Shares of Telik Inc. (NASDAQ:TELK) fell 21 percent, or $1.22, to close at $4.59 on Monday after the company released the details of its three failed Phase III trials of Telcyta (canfosfamide HCl, TLK286).
Yet analyst Mark Monane of Needham and Co. LLC maintained his view that "Telcyta is an active compound, given the objective responses seen . . . to date." He added in a research note, however, that Telik faces "challenges in finding the right indication and the right trial design to show the benefit" of the drug.
Telik first announced that the ASSIST-1, -2 and -3 trials had not met their primary endpoints last December, sending the shares into a tailspin that ended in a 70 percent loss. Yet no actual data were provided at the time. Over the weekend, Telik presented data from the ASSIST-1 and -3 trials at the American Society of Clinical Oncology meeting in Chicago and revealed the ASSIST-2 findings in a news release. (See BioWorld Today, Dec. 27, 2006.)
ASSIST-1 was a 461-patient Phase III study comparing Telcyta as a monotherapy to either doxorubicin or topotecan in the third-line treatment of advanced, platinum refractory or resistant ovarian cancer. As previously announced, the trial did not achieve its primary endpoint of improving overall survival; in fact, the newly presented data showed that median survival was 8.5 months with Telcyta compared to 13.6 months in the control group (p=0.0001). The trial also missed its secondary endpoint of improving median progression-free survival, which was 2.3 months in the Telcyta group and 4.3 months in the active control group (p=0.0001).
Monane pointed out that the control groups "performed better than expected" in ASSIST 1, a fact Telik was at a loss to explain. Notably, Telcyta achieved one complete response and had a lower incidence of nausea, the most common side effect in both groups. ASSIST-2 also looked at Telcyta as a monotherapy, that time compared to Iressa (gefitinib, AstraZeneca plc) in the third-line treatment of non-small-cell lung cancer (NSCLC). As previously announced, the 530-patient Phase III study did not meet its primary endpoint of improving overall survival, which was 4.6 months in the Telcyta arm and 6.1 months in the control arm. The trial also missed its secondary endpoint of improving progression-free survival, which was 2.2 months in the Telcyta arm and 2.3 months in the control arm.
The ASSIST-3 trial returned to advanced, platinum refractory or resistant ovarian cancer, but that time evaluated a combination therapy regimen in a second-line setting. The 247-patient Phase III study compared the combination of Telcyta and carboplatin to doxorubicin alone. The trial missed its primary endpoint of improving response rate, a fact that Telik previously attributed to a major discordance between the clinical review of the tumor scans and the independent radiology review, which resulted in 25 percent of patients being prematurely discontinued from the trial prior to progression.
The new data confirmed what Telik already knew, and also revealed that median progression-free survival, the secondary endpoint, was 3.5 months for both groups. However, in a pre-specified analysis of 38 patients who had not received any treatments for six months or more prior to the trial, median progression-free survival in the control arm was still 3.5 months but had not been reached in the Telcyta arm (p=0.0099). In the subset, median survival was 11.1 months for the control group with a response rate of 10.5 percent compared to not yet reached for the Telcyta group with a response rate of 31.6 percent (p=0.0014).

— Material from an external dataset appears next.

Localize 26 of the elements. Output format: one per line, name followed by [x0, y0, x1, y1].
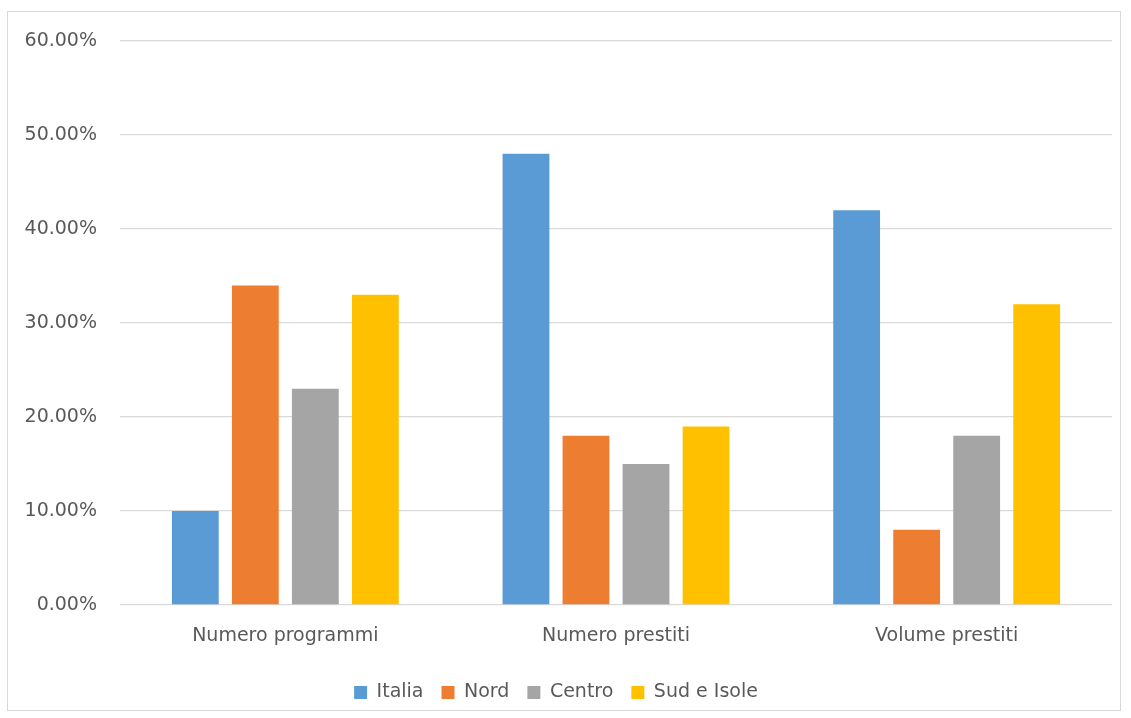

The platinum refractory or resistant patient population in ASSIST-3 normally would not have been expected to respond to carboplatin alone, indicating that adding Telcyta may have enhanced the sensitivity to the chemotherapy. Telik is further exploring that in its ongoing ASSIST-5 trial, a Phase III study comparing Telcyta combined with doxorubicin to doxorubicin alone in the second-line treatment of platinum refractory or resistant ovarian cancer. To avoid the tumor-scan discrepancy problems in ASSIST-3, Telik changed the primary endpoint to a composite measure of progression-free survival that includes tumor response rate, CA-125 level and radiographic data.
Telik isn't throwing in the towel on lung cancer either. In April, data from a Phase II lung cancer trial combining Telcyta with carboplatin and paclitaxel in a first-line setting demonstrated a 34 percent response rate, with median progression-free survival of 4.9 months and overall median survival of 9.6 months. A Phase III lung cancer trial, dubbed ASSIST-4, should kick off next year. (See BioWorld Today, April 18, 2007.)
Telcyta is a cancer cell-activated chemo drug designed to exploit the overexpression of glutathione S-transferase P1-1 found in many cancer cells. Telik also is running a clinical program in myelodysplastic syndrome with Telintra (TLK199), a small molecule designed to stimulate blood cell production. The company reported $124 million in cash, cash equivalents and investments at March 31 and posted a net loss of $16.3 million for the quarter.